@thepioden I love the idea of Ulmo ensuring the continuation of life withing the water (and I can’t believe I totally ignored that part :0) Would also explain why Cuivienen seems to take such a central place in Elvish cultural heritage/nostalgia. Personally I have a hard time imagining the Elves cultivating lifestock at the time, but it’s certainly possible (and the more I think about it the more likely it gets, after all it took a long time for Orome to find them), and I can imagine them growing some of the water-based plants you mentioned. And anything involving prehistoric megafauna is great!
@ivanaskye The chemotrophs/chemotrophic autotrophs idea and the giant funghi towers are amazing!! And of course someone noticed the hole with “if the Elves had a carnivorous diet what would the animals eat”, but tbh I just liked the notion that the Elves’ diet at the time resembled Gollum’s Idk why. I think the stasis is still less of a problem than constant winter would be, because then they have something to eat at least. But while I like the ‘nomadic Elves’ thing, I believe they actually stayed at Cuivienen for a long time until the journey to Valinor began, so I prefer the ‘Ulmo kept the ecosystems in bodies of water alive’ idea (see above). Chemosynthetic autotrophs as the bottom of the food chain make a lot of sense, though funghi can also use organic waste (not sure if that’s the right word in English, basically I mean dead things) as a food source. Those organisms wouldn’t die out at once, but they might be at an evolutionary disadvantage compared to other plants because of some other factor, so that’d explain why there’d be only a few of them around in the next Ages.

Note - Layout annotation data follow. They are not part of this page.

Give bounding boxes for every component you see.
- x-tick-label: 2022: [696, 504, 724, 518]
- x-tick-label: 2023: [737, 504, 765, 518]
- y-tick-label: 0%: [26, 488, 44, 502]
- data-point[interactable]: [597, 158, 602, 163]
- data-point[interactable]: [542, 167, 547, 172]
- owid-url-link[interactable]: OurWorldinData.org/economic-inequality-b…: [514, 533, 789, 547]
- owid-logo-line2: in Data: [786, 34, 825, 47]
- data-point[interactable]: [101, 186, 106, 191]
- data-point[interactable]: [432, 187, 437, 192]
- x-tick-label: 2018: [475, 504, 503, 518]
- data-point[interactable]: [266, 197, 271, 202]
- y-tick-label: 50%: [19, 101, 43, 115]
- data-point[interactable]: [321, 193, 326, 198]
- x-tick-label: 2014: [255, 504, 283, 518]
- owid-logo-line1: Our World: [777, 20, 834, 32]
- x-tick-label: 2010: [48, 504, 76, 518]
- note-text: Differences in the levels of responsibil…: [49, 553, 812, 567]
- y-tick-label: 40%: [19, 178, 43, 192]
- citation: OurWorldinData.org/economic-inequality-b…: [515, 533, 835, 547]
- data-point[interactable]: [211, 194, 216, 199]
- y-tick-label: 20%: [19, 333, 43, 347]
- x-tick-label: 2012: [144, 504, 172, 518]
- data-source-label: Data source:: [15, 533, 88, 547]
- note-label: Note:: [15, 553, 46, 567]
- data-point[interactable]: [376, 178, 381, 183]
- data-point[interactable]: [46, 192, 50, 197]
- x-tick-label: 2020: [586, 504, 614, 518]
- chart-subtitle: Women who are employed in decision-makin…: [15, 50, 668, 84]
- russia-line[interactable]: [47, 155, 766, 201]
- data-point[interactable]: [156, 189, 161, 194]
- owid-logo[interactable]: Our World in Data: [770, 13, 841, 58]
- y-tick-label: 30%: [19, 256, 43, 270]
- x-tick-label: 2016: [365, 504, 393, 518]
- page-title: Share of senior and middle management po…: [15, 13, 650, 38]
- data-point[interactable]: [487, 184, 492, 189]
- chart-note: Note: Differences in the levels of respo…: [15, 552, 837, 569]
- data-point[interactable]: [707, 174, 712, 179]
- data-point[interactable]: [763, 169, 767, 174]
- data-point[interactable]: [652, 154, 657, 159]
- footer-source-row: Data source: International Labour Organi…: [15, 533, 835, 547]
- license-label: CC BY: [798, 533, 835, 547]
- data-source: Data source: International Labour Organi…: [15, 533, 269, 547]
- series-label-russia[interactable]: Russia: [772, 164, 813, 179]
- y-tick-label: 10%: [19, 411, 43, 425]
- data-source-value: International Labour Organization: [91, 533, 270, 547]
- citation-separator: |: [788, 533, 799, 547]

@vardasvapors yes the remnants of the Lamps being involved fits perfectly
So the solutions to the oxygen problem are: cyanobacteriae and algae thanks to Ulmo, bacteria that produce oxygen as a waste product from methane, and my own version, the oxygen from the trees in Aman “spreading” to Middle-Earth (with help from Manwe). I’m not going to pick one, it’s all headcanon material now. And of course, there are areas in which magic (Yavanna’s, Melian’s) keeps thing alive and out of stasis too – if those are proportional in size (compared to the rest of ME) and productivity to the modern rainforests (compared to rest of our world), it’s fine.
And @nipahgirl you mentioned that there would’ve been enough oxygen left over from the time of the Lamps, but (according to a timeline I found on tolkiengateway) over 14000 sun years passed between the destruction of the lamps and the creation of the Sun, and I’m fairly certain the oxygen would’ve run out in that time, so the other options would probably work better by then.